Nos anos 1840 a palavra “folhetim” está diretamente relacionada aos
romances publicados em capítulos no rodapé do jornal. Delimitado por
acentuada linha preta, mas que segue a mesma estrutura de divisão em
colunas, o rodapé é designado pelo título “Folhetim”. Outros textos, além
dos romances, passaram a ser publicados nesse mesmo espaço, gerando
certa confusão quanto ao conteúdo da seção. Há realmente uma boa carga
de imprecisão quanto ao que esses termos significam e ao que se referem
(Meyer, 1992).
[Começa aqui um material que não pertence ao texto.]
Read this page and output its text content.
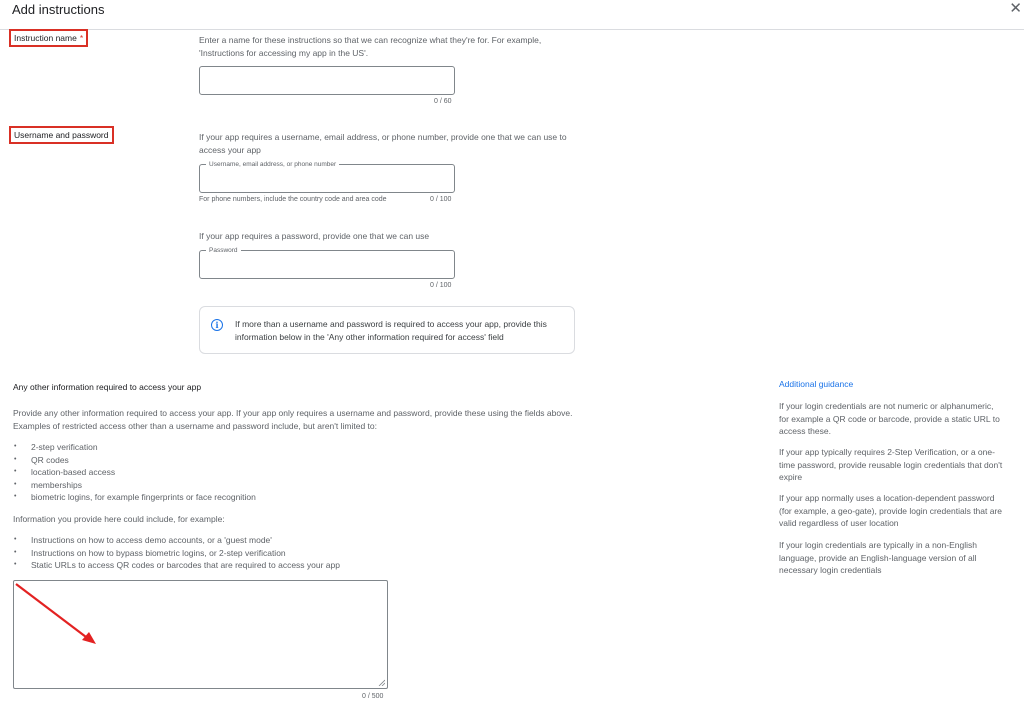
Add instructions	✕
Instruction name *	Enter a name for these instructions so that we can recognize what they're for. For example, 'Instructions for accessing my app in the US'.
0 / 60
Username and password	If your app requires a username, email address, or phone number, provide one that we can use to access your app
Username, email address, or phone number
For phone numbers, include the country code and area code	0 / 100
If your app requires a password, provide one that we can use
Password
0 / 100
i	If more than a username and password is required to access your app, provide this information below in the 'Any other information required for access' field
Any other information required to access your app
Provide any other information required to access your app. If your app only requires a username and password, provide these using the fields above. Examples of restricted access other than a username and password include, but aren't limited to:
• 2-step verification
• QR codes
• location-based access
• memberships
• biometric logins, for example fingerprints or face recognition
Information you provide here could include, for example:
• Instructions on how to access demo accounts, or a 'guest mode'
• Instructions on how to bypass biometric logins, or 2-step verification
• Static URLs to access QR codes or barcodes that are required to access your app
0 / 500
Additional guidance
If your login credentials are not numeric or alphanumeric, for example a QR code or barcode, provide a static URL to access these.
If your app typically requires 2-Step Verification, or a one-time password, provide reusable login credentials that don't expire
If your app normally uses a location-dependent password (for example, a geo-gate), provide login credentials that are valid regardless of user location
If your login credentials are typically in a non-English language, provide an English-language version of all necessary login credentials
Inicialmente, “folhetim” designava somente o romance em
capítulos no rodapé do jornal. Com a introdução no mesmo espaço de
“artigos” leves comentando os acontecimentos cotidianos da cidade, esses
textos também passaram a ser chamados de folhetins. Percorrendo os
jornais da imprensa brasileira, Ewald (2000) encontrou, num primeiro
momento, crônicas – no sentido original do termo – publicadas na coluna
“Variedades”; num segundo momento, romances franceses traduzidos
publicados no rodapé; por fim, também no rodapé, críticas teatrais e
crônicas dividindo espaço com os romances.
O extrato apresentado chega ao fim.